Running a Pakenham business means managing keys. Staff leave, keys go missing, contractors get temporary access. When and how often should you rekey? Here is how we think about it.
When to rekey immediately
A key holder leaves the business unexpectedly. Doesn't matter if they left on good terms - rekey. The cost of a rekey is much less than the cost of a break-in by someone who knows your business.
A key goes missing and you cannot definitely account for it. Same principle.
You buy a business and inherit the existing locks. You have no idea who has copies.
When to rekey routinely
Quarterly review of who has keys to what. If staff turnover has happened, rekey. Most Pakenham businesses with regular staff turnover should rekey at least annually as a baseline.
What rekeying costs
Per lock: $40 to $70 if done as part of a multi-lock visit. Travel and minimum charge often add another $80 to $120. For a small business with 4 locks, expect $250 to $400 for a full rekey.
The smarter approach: master key systems
If you have 5 or more doors and rotating staff, a restricted master key system pays for itself. Initial install $1,500 to $3,000. Then replacement keys are $30 to $50 each, only ordered from authorised dealers (which means staff cannot copy them at Bunnings).
With a master key system, you do not rekey when staff change. You just collect their key and issue it to the next person, or change the master key for that specific level if needed.

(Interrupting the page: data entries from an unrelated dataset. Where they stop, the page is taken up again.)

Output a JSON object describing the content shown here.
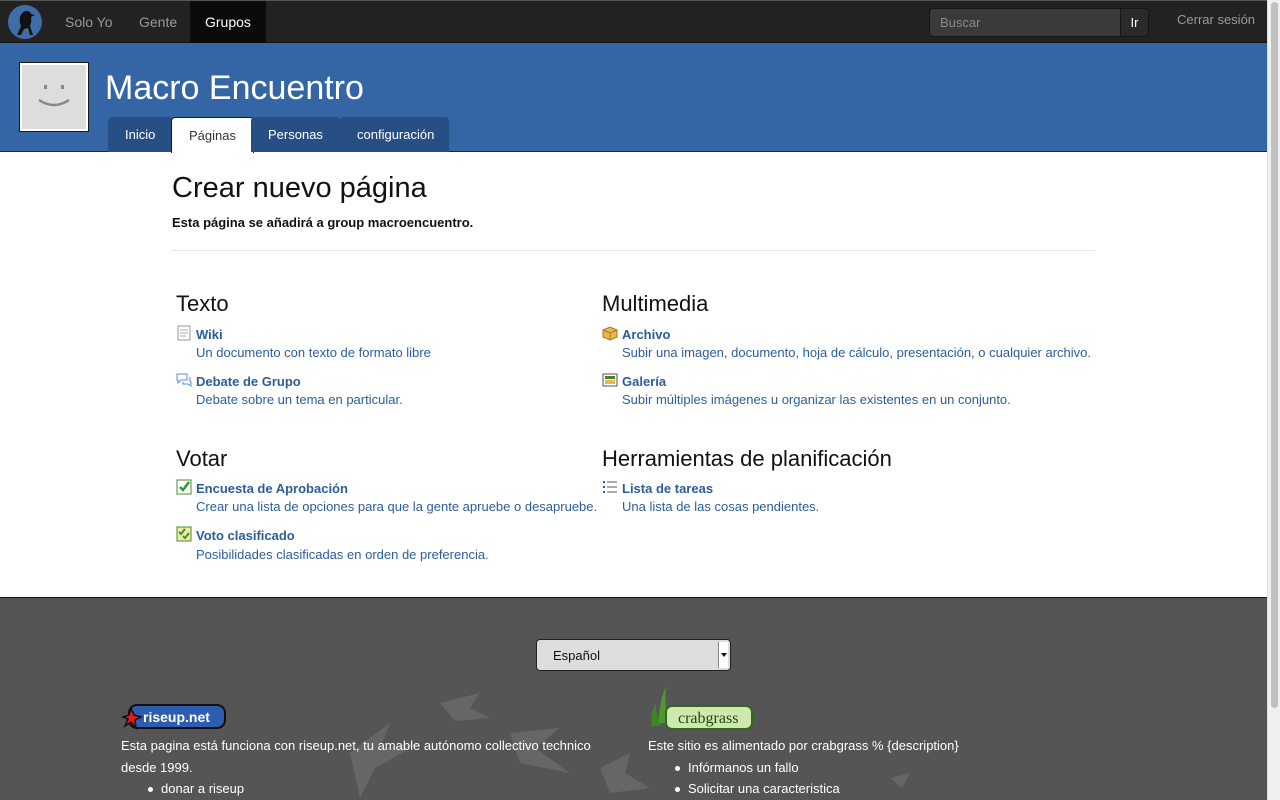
{
  "nav": {
    "links": [
      {
        "label": "Solo Yo",
        "active": false
      },
      {
        "label": "Gente",
        "active": false
      },
      {
        "label": "Grupos",
        "active": true
      }
    ],
    "search_placeholder": "Buscar",
    "search_button": "Ir",
    "logout": "Cerrar sesión"
  },
  "group": {
    "title": "Macro Encuentro",
    "tabs": [
      {
        "label": "Inicio",
        "active": false
      },
      {
        "label": "Páginas",
        "active": true
      },
      {
        "label": "Personas",
        "active": false
      },
      {
        "label": "configuración",
        "active": false
      }
    ]
  },
  "main": {
    "heading": "Crear nuevo página",
    "subtitle": "Esta página se añadirá a group macroencuentro.",
    "sections": [
      {
        "title": "Texto",
        "items": [
          {
            "icon": "wiki-page-icon",
            "title": "Wiki",
            "desc": "Un documento con texto de formato libre"
          },
          {
            "icon": "discussion-icon",
            "title": "Debate de Grupo",
            "desc": "Debate sobre un tema en particular."
          }
        ]
      },
      {
        "title": "Multimedia",
        "items": [
          {
            "icon": "package-icon",
            "title": "Archivo",
            "desc": "Subir una imagen, documento, hoja de cálculo, presentación, o cualquier archivo."
          },
          {
            "icon": "gallery-icon",
            "title": "Galería",
            "desc": "Subir múltiples imágenes u organizar las existentes en un conjunto."
          }
        ]
      },
      {
        "title": "Votar",
        "items": [
          {
            "icon": "checkbox-icon",
            "title": "Encuesta de Aprobación",
            "desc": "Crear una lista de opciones para que la gente apruebe o desapruebe."
          },
          {
            "icon": "ranked-vote-icon",
            "title": "Voto clasificado",
            "desc": "Posibilidades clasificadas en orden de preferencia."
          }
        ]
      },
      {
        "title": "Herramientas de planificación",
        "items": [
          {
            "icon": "task-list-icon",
            "title": "Lista de tareas",
            "desc": "Una lista de las cosas pendientes."
          }
        ]
      }
    ]
  },
  "footer": {
    "language": "Español",
    "riseup_badge": "riseup.net",
    "riseup_text_before": "Esta pagina está funciona con ",
    "riseup_link": "riseup.net",
    "riseup_text_after": ", tu amable autónomo collectivo technico desde 1999.",
    "riseup_items": [
      "donar a riseup"
    ],
    "crabgrass_badge": "crabgrass",
    "crabgrass_text_before": "Este sitio es alimentado por ",
    "crabgrass_link": "crabgrass",
    "crabgrass_text_after": " % {description}",
    "crabgrass_items": [
      "Infórmanos un fallo",
      "Solicitar una caracteristica"
    ]
  },
  "colors": {
    "navbar": "#222222",
    "banner": "#3465a4",
    "link": "#2c5d9a",
    "footer": "#555555"
  }
}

Access control as the next step
For larger businesses, electronic access control (PIN pads, swipe cards, or fobs) replaces physical keys entirely. Cost $1,500 to $4,000 per door for a basic system, much more for monitored. You can remove access for a departing employee in seconds rather than coordinating a locksmith visit.
What we recommend for small Pakenham businesses
Under 3 doors and stable staff: just rekey as needed. Cheap and easy.
3 to 10 doors and some staff turnover: restricted master key system. Best balance of security and convenience.
10+ doors and high turnover: electronic access control. Worth the upfront investment.
For all of these, the worst option is doing nothing and assuming the locks are fine. By the time you find out someone has a key they shouldn't, it is usually too late.